In vain Nessa pleaded Murtagh's cause. Mr. Plunkett had covered himself again with his usual shell, and words had no effect.

At last she appealed to justice. "You ought to believe he is speaking the truth till you are quite sure he is not," she said. "You have not yet made any search among the people in the country."

"I am willing that every inquiry should be made, but I am perfectly convinced of his guilt, and so long as he remains hardened in denial, he must expect nothing but the utmost severity from me."

They had reached the gravel sweep that divided the park from the house, and he bowed and left her. As she entered the hall she met Murtagh, who had been watching her from Frankie's window, and who now came running down to know how little Marion was.

"Better," said Nessa, "much better."

"You're dreadfully tired, aren't you?" said Murtagh.

"Yes," said Winnie, "of course she must be after being up all night. Come along, Myrrh, we'll get her some tea. And you go and lie down in your room," she added.

"Thank you," said Nessa, stooping to kiss the little brown forehead. "Yes, I should like some tea." And as the two children ran away to the kitchen she passed up the stairs.
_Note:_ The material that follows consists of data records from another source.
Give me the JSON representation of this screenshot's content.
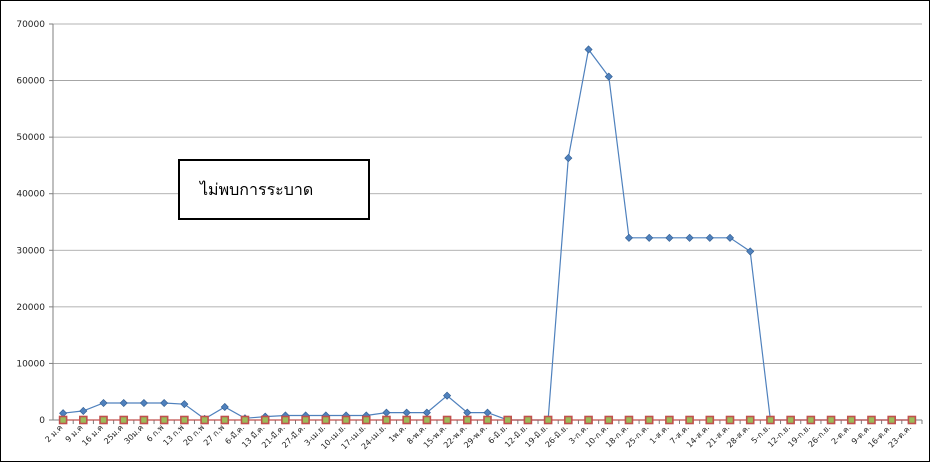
{
  "chart_data": {
    "type": "line",
    "title": "",
    "xlabel": "",
    "ylabel": "",
    "ylim": [
      0,
      70000
    ],
    "yticks": [
      0,
      10000,
      20000,
      30000,
      40000,
      50000,
      60000,
      70000
    ],
    "grid": true,
    "legend": "none",
    "categories": [
      "2 ม.ค",
      "9 ม.ค",
      "16 ม.ค",
      "25ม.ค",
      "30ม.ค",
      "6 ก.พ",
      "13 ก.พ",
      "20 ก.พ",
      "27 ก.พ",
      "6-มี.ค.",
      "13 มี.ค.",
      "21-มี.ค.",
      "27-มี.ค.",
      "3-เม.ย.",
      "10-เม.ย.",
      "17-เม.ย.",
      "24-เม.ย.",
      "1พ.ค.",
      "8-พ.ค.",
      "15-พ.ค.",
      "22-พ.ค.",
      "29-พ.ค.",
      "6-มิ.ย.",
      "12-มิ.ย.",
      "19-มิ.ย.",
      "26-มิ.ย.",
      "3-ก.ค.",
      "10-ก.ค.",
      "18-ก.ค.",
      "25-ก.ค.",
      "1-ส.ค.",
      "7-ส.ค.",
      "14-ส.ค.",
      "21-ส.ค.",
      "28-ส.ค.",
      "5-ก.ย.",
      "12-ก.ย.",
      "19-ก.ย.",
      "26-ก.ย.",
      "2-ต.ค.",
      "9-ต.ค.",
      "16-ต.ค.",
      "23-ต.ค."
    ],
    "series": [
      {
        "color": "#4F81BD",
        "marker": "diamond",
        "values": [
          1200,
          1600,
          3000,
          3000,
          3000,
          3000,
          2800,
          200,
          2300,
          300,
          600,
          800,
          800,
          800,
          800,
          800,
          1300,
          1300,
          1300,
          4300,
          1300,
          1300,
          0,
          0,
          0,
          46300,
          65500,
          60700,
          32200,
          32200,
          32200,
          32200,
          32200,
          32200,
          29800,
          0,
          0,
          0,
          0,
          0,
          0,
          0,
          0
        ]
      },
      {
        "color": "#C0504D",
        "fill": "#9BBB59",
        "marker": "square",
        "values": [
          0,
          0,
          0,
          0,
          0,
          0,
          0,
          0,
          0,
          0,
          0,
          0,
          0,
          0,
          0,
          0,
          0,
          0,
          0,
          0,
          0,
          0,
          0,
          0,
          0,
          0,
          0,
          0,
          0,
          0,
          0,
          0,
          0,
          0,
          0,
          0,
          0,
          0,
          0,
          0,
          0,
          0,
          0
        ]
      }
    ]
  },
  "annotation": {
    "text": "ไม่พบการระบาด"
  }
}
A few minutes later they appeared in her room with their little tray. They had arranged it after their own fashion, with a white napkin and a tiny blue vase full of flowers. Winnie's cheeks were rosy with the making of toast, and while Nessa drank her tea and admired the flowers the two children watched her radiantly.

"We made it all ourselves," exclaimed Winnie, when the first cup was nearly finished. "Donnie wasn't there, but we knew the water was boiling, because the top of the kettle was bobbing up and down." Nessa asked for a second cup, and the delighted children were as happy as little kings because she found their tea so good.